My mom and I, we’re sweaty and tired, and I remember that underwater feeling as rain starts to batter the patio. There are surfaces to swim to, I know, places I can leave for, but my mother’s hands will stay here, underwater. Maybe I can’t hear what she says under there, sometimes, and maybe she’s foggy, but she’s there like one of those wrecks that stays solid under the ocean for decades. Meanwhile, I’m off next year, while Billy will have to bicker and scrounge and pant for himself. I realize that my hissy chirping during some twenty-minute telephone conversation is going to mean so utterly little in his life. I watch my mother clutch Billy’s head into her stomach. His closed eyelids peek out, and the corners of his mouth droop. It’s like the water around him has drained away or maybe engulfed him. He never got the speech from my director that Anthony and all them got. It looks right now like he wouldn’t listen. Under her arms, he looks almost deaf.

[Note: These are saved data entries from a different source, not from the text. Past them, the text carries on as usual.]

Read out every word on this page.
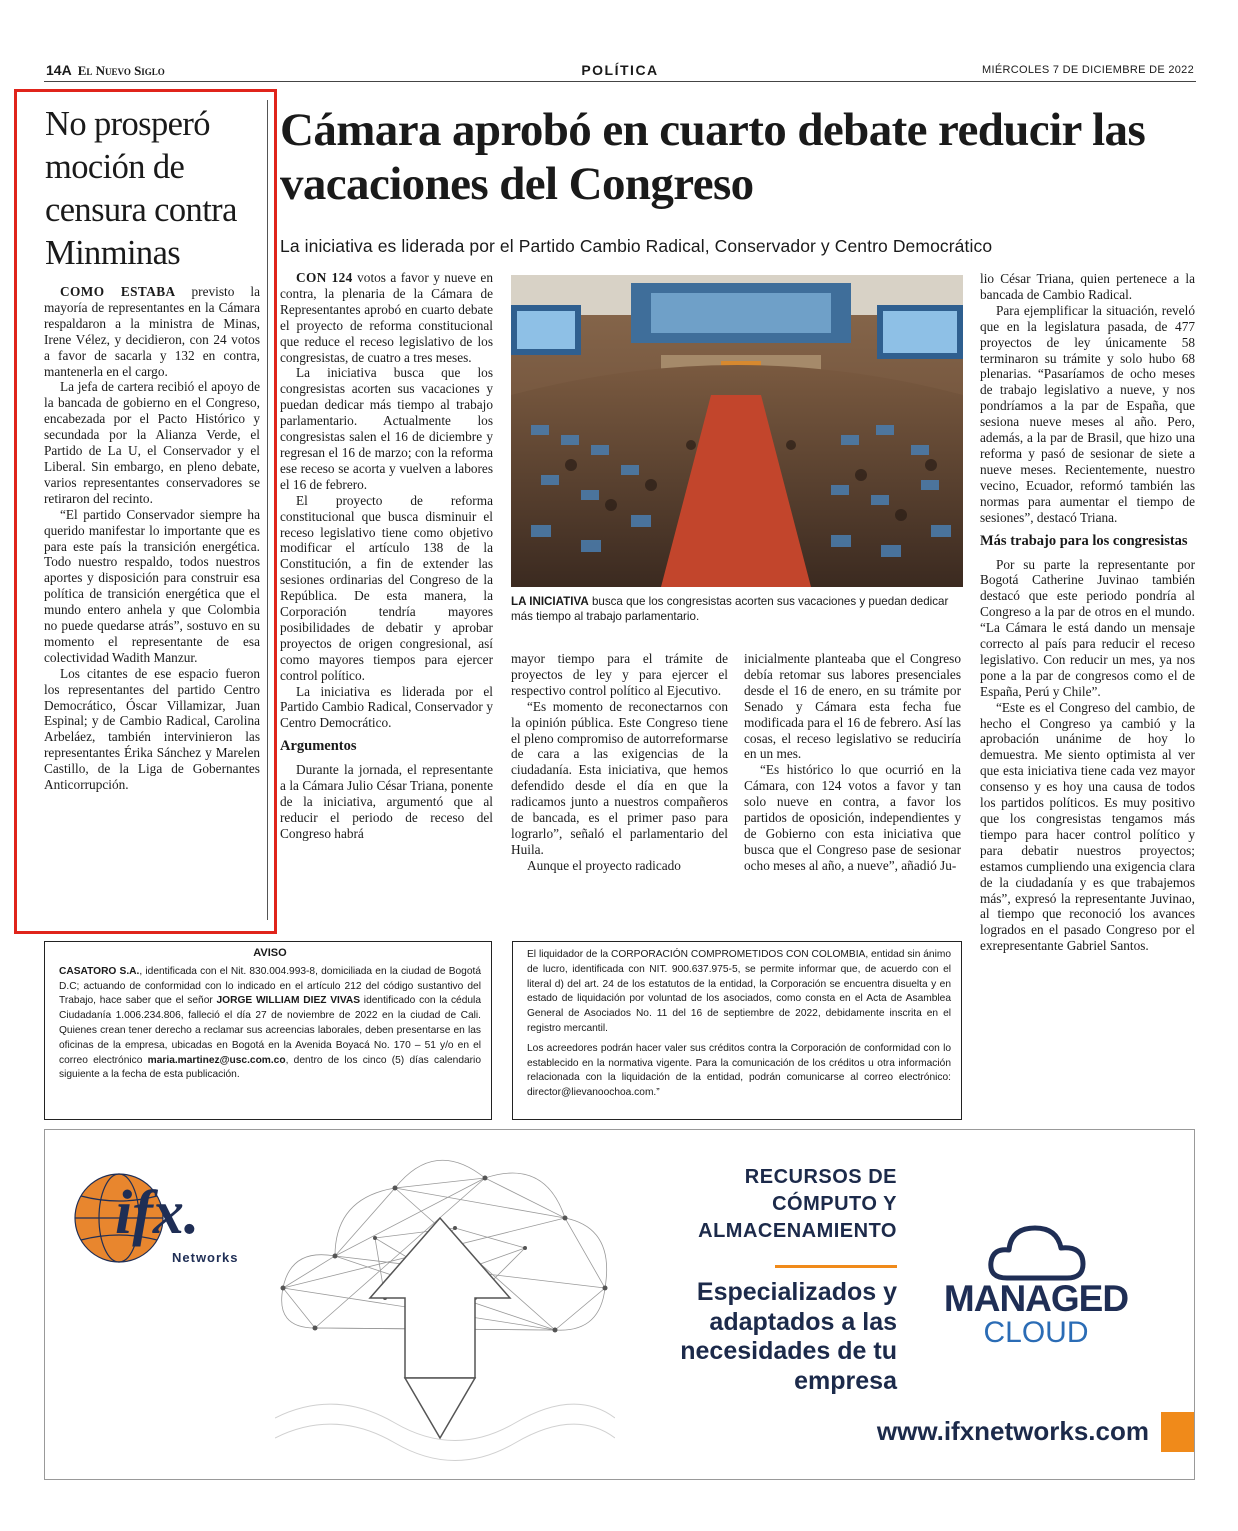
14A El Nuevo Siglo	POLÍTICA	MIÉRCOLES 7 DE DICIEMBRE DE 2022
No prosperó moción de censura contra Minminas

COMO ESTABA previsto la mayoría de representantes en la Cámara respaldaron a la ministra de Minas, Irene Vélez, y decidieron, con 24 votos a favor de sacarla y 132 en contra, mantenerla en el cargo.

La jefa de cartera recibió el apoyo de la bancada de gobierno en el Congreso, encabezada por el Pacto Histórico y secundada por la Alianza Verde, el Partido de La U, el Conservador y el Liberal. Sin embargo, en pleno debate, varios representantes conservadores se retiraron del recinto.

“El partido Conservador siempre ha querido manifestar lo importante que es para este país la transición energética. Todo nuestro respaldo, todos nuestros aportes y disposición para construir esa política de transición energética que el mundo entero anhela y que Colombia no puede quedarse atrás”, sostuvo en su momento el representante de esa colectividad Wadith Manzur.

Los citantes de ese espacio fueron los representantes del partido Centro Democrático, Óscar Villamizar, Juan Espinal; y de Cambio Radical, Carolina Arbeláez, también intervinieron las representantes Érika Sánchez y Marelen Castillo, de la Liga de Gobernantes Anticorrupción.

Cámara aprobó en cuarto debate reducir las vacaciones del Congreso
La iniciativa es liderada por el Partido Cambio Radical, Conservador y Centro Democrático

CON 124 votos a favor y nueve en contra, la plenaria de la Cámara de Representantes aprobó en cuarto debate el proyecto de reforma constitucional que reduce el receso legislativo de los congresistas, de cuatro a tres meses.

La iniciativa busca que los congresistas acorten sus vacaciones y puedan dedicar más tiempo al trabajo parlamentario. Actualmente los congresistas salen el 16 de diciembre y regresan el 16 de marzo; con la reforma ese receso se acorta y vuelven a labores el 16 de febrero.

El proyecto de reforma constitucional que busca disminuir el receso legislativo tiene como objetivo modificar el artículo 138 de la Constitución, a fin de extender las sesiones ordinarias del Congreso de la República. De esta manera, la Corporación tendría mayores posibilidades de debatir y aprobar proyectos de origen congresional, así como mayores tiempos para ejercer control político.

La iniciativa es liderada por el Partido Cambio Radical, Conservador y Centro Democrático.

Argumentos

Durante la jornada, el representante a la Cámara Julio César Triana, ponente de la iniciativa, argumentó que al reducir el periodo de receso del Congreso habrá

LA INICIATIVA busca que los congresistas acorten sus vacaciones y puedan dedicar más tiempo al trabajo parlamentario.

mayor tiempo para el trámite de proyectos de ley y para ejercer el respectivo control político al Ejecutivo.

“Es momento de reconectarnos con la opinión pública. Este Congreso tiene el pleno compromiso de autorreformarse de cara a las exigencias de la ciudadanía. Esta iniciativa, que hemos defendido desde el día en que la radicamos junto a nuestros compañeros de bancada, es el primer paso para lograrlo”, señaló el parlamentario del Huila.

Aunque el proyecto radicado

inicialmente planteaba que el Congreso debía retomar sus labores presenciales desde el 16 de enero, en su trámite por Senado y Cámara esta fecha fue modificada para el 16 de febrero. Así las cosas, el receso legislativo se reduciría en un mes.

“Es histórico lo que ocurrió en la Cámara, con 124 votos a favor y tan solo nueve en contra, a favor los partidos de oposición, independientes y de Gobierno con esta iniciativa que busca que el Congreso pase de sesionar ocho meses al año, a nueve”, añadió Ju-

lio César Triana, quien pertenece a la bancada de Cambio Radical.

Para ejemplificar la situación, reveló que en la legislatura pasada, de 477 proyectos de ley únicamente 58 terminaron su trámite y solo hubo 68 plenarias. “Pasaríamos de ocho meses de trabajo legislativo a nueve, y nos pondríamos a la par de España, que sesiona nueve meses al año. Pero, además, a la par de Brasil, que hizo una reforma y pasó de sesionar de siete a nueve meses. Recientemente, nuestro vecino, Ecuador, reformó también las normas para aumentar el tiempo de sesiones”, destacó Triana.

Más trabajo para los congresistas

Por su parte la representante por Bogotá Catherine Juvinao también destacó que este periodo pondría al Congreso a la par de otros en el mundo. “La Cámara le está dando un mensaje correcto al país para reducir el receso legislativo. Con reducir un mes, ya nos pone a la par de congresos como el de España, Perú y Chile”.

“Este es el Congreso del cambio, de hecho el Congreso ya cambió y la aprobación unánime de hoy lo demuestra. Me siento optimista al ver que esta iniciativa tiene cada vez mayor consenso y es hoy una causa de todos los partidos políticos. Es muy positivo que los congresistas tengamos más tiempo para hacer control político y para debatir nuestros proyectos; estamos cumpliendo una exigencia clara de la ciudadanía y es que trabajemos más”, expresó la representante Juvinao, al tiempo que reconoció los avances logrados en el pasado Congreso por el exrepresentante Gabriel Santos.

AVISO

CASATORO S.A., identificada con el Nit. 830.004.993-8, domiciliada en la ciudad de Bogotá D.C; actuando de conformidad con lo indicado en el artículo 212 del código sustantivo del Trabajo, hace saber que el señor JORGE WILLIAM DIEZ VIVAS identificado con la cédula Ciudadanía 1.006.234.806, falleció el día 27 de noviembre de 2022 en la ciudad de Cali. Quienes crean tener derecho a reclamar sus acreencias laborales, deben presentarse en las oficinas de la empresa, ubicadas en Bogotá en la Avenida Boyacá No. 170 – 51 y/o en el correo electrónico maria.martinez@usc.com.co, dentro de los cinco (5) días calendario siguiente a la fecha de esta publicación.

El liquidador de la CORPORACIÓN COMPROMETIDOS CON COLOMBIA, entidad sin ánimo de lucro, identificada con NIT. 900.637.975-5, se permite informar que, de acuerdo con el literal d) del art. 24 de los estatutos de la entidad, la Corporación se encuentra disuelta y en estado de liquidación por voluntad de los asociados, como consta en el Acta de Asamblea General de Asociados No. 11 del 16 de septiembre de 2022, debidamente inscrita en el registro mercantil.

Los acreedores podrán hacer valer sus créditos contra la Corporación de conformidad con lo establecido en la normativa vigente. Para la comunicación de los créditos u otra información relacionada con la liquidación de la entidad, podrán comunicarse al correo electrónico: director@lievanoochoa.com.”

ifx.
Networks
RECURSOS DE CÓMPUTO Y ALMACENAMIENTO
Especializados y adaptados a las necesidades de tu empresa
MANAGED
CLOUD
www.ifxnetworks.com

Its hard to write outside of yourself into the Boy Scout jackets and flannel-print skirts of an Other. I dont know if its OK, like moral-wise, like grace-wise. I like to write about people who wouldnt talk about themselves. I dont know what about means in this context. This was a fun story because of all the theatre stuff and the German restaurant. Not sure, but I dont think Ive seen a German restaurant. But I want one. Right now. In my water closet.